Nama: Habibah Husnul Khotimah
NPM: 2523031006
Fenomena globalisasi terjadi karena kemajuan teknologi komunikasi, transportasi, dan informasi yang membuat batas antarnegara semakin kabur. Pertukaran barang, jasa, budaya, dan gagasan berlangsung sangat cepat sehingga masyarakat di berbagai belahan dunia saling terhubung dalam satu jaringan besar. Arus globalisasi juga diperkuat oleh perdagangan internasional, kerja sama ekonomi, migrasi, serta dominasi media digital global yang mendorong terjadinya homogenisasi budaya. Akibatnya, nilai dan gaya hidup dari luar negeri mudah masuk dan memengaruhi pola perilaku masyarakat, terutama generasi muda. Di tengah derasnya pengaruh global tersebut, penanaman budaya lokal menjadi strategi penting untuk membangkitkan rasa kebangsaan Indonesia. Upaya yang dapat dilakukan antara lain memperkuat pendidikan karakter dan sejarah bangsa di sekolah, mengintegrasikan kearifan lokal ke dalam pembelajaran, serta mendorong kegiatan seni, bahasa daerah, dan tradisi sebagai bagian dari identitas yang membanggakan. Media sosial juga dapat dijadikan sarana kreatif untuk mengenalkan budaya lokal secara modern, misalnya melalui konten kuliner, kerajinan, tarian, atau cerita rakyat dalam format digital yang menarik.
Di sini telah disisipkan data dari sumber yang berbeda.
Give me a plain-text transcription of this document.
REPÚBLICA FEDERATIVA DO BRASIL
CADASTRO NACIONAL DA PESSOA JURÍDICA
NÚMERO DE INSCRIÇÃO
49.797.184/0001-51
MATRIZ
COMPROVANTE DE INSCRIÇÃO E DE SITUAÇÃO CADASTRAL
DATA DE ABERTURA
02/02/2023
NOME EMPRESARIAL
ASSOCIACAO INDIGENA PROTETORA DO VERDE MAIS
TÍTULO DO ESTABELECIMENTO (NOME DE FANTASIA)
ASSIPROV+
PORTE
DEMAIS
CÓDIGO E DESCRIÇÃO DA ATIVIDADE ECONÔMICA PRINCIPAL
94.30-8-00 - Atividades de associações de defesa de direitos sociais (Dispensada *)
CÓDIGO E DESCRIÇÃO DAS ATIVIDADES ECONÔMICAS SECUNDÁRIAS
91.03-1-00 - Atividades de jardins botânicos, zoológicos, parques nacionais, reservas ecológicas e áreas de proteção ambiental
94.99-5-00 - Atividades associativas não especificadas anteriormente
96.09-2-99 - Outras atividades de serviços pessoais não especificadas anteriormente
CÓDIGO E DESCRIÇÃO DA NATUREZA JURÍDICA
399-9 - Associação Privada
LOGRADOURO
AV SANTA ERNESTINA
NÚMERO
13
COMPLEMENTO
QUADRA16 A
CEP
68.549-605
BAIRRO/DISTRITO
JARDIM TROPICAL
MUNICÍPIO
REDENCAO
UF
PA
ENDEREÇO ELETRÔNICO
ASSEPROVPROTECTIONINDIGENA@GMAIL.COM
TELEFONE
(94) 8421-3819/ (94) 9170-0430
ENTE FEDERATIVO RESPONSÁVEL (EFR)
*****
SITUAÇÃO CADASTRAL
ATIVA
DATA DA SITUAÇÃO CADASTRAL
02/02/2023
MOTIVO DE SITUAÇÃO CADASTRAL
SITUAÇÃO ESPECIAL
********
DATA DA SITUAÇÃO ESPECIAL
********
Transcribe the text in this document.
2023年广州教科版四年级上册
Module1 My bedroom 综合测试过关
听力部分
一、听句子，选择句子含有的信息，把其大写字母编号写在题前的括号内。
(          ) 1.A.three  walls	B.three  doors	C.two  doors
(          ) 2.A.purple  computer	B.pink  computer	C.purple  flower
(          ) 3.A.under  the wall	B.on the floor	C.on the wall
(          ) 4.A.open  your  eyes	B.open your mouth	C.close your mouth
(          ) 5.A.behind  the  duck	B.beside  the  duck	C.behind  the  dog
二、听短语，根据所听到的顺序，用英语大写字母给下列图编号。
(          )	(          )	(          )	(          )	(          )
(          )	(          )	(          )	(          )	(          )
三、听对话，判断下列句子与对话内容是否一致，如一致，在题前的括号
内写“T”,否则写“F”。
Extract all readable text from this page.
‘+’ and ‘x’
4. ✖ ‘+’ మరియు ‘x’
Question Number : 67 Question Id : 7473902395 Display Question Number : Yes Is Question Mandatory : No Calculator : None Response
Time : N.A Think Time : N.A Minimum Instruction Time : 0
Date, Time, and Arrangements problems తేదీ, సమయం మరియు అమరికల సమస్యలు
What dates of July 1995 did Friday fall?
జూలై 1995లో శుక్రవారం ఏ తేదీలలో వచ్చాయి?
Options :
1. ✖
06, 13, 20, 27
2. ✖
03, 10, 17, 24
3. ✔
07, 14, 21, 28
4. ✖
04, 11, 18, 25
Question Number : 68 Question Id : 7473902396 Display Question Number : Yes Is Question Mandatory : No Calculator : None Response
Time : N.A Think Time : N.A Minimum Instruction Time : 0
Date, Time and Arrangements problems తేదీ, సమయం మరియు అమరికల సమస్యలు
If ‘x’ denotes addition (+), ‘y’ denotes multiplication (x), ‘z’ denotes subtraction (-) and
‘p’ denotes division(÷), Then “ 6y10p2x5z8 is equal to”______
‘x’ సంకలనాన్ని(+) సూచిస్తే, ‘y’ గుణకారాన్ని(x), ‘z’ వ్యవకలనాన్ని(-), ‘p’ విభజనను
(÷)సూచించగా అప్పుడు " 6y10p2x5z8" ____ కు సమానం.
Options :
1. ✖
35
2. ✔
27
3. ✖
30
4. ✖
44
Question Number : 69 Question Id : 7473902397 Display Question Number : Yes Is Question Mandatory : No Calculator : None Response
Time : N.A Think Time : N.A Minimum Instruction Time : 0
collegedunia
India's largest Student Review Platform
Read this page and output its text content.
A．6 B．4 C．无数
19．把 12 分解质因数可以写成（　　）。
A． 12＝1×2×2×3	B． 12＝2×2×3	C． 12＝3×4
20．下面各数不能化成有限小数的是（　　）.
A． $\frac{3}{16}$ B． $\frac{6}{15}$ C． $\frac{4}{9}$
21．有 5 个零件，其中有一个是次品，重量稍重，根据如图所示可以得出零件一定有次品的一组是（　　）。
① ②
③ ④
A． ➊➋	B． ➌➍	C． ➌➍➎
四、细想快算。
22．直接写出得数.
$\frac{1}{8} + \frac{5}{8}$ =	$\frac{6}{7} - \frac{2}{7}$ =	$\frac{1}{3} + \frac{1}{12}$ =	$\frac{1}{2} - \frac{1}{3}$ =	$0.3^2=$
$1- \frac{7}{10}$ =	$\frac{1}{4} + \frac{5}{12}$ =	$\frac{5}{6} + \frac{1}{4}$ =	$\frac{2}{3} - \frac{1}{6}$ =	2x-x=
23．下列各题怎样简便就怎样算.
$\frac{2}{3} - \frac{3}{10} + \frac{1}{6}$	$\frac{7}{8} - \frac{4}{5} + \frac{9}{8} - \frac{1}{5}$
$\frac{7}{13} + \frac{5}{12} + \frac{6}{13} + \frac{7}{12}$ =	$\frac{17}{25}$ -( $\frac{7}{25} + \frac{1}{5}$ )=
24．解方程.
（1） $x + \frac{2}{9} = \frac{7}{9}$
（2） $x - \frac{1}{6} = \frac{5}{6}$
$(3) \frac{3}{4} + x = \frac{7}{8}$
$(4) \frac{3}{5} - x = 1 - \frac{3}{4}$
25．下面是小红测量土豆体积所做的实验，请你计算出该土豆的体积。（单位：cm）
Selain itu, keterlibatan komunitas, pemerintah daerah, dan pelaku budaya sangat dibutuhkan untuk menjaga keberlanjutan tradisi melalui festival lokal, pelatihan budaya, serta pelindungan terhadap warisan budaya. Dengan memadukan pemahaman global dan penguatan identitas lokal, masyarakat khususnya generasi muda dapat memiliki sikap terbuka terhadap perkembangan dunia tanpa kehilangan akar kebangsaan. Pendekatan ini bukan hanya memperkuat rasa cinta tanah air, tetapi juga mendorong Indonesia untuk berperan aktif dan percaya diri dalam dinamika global.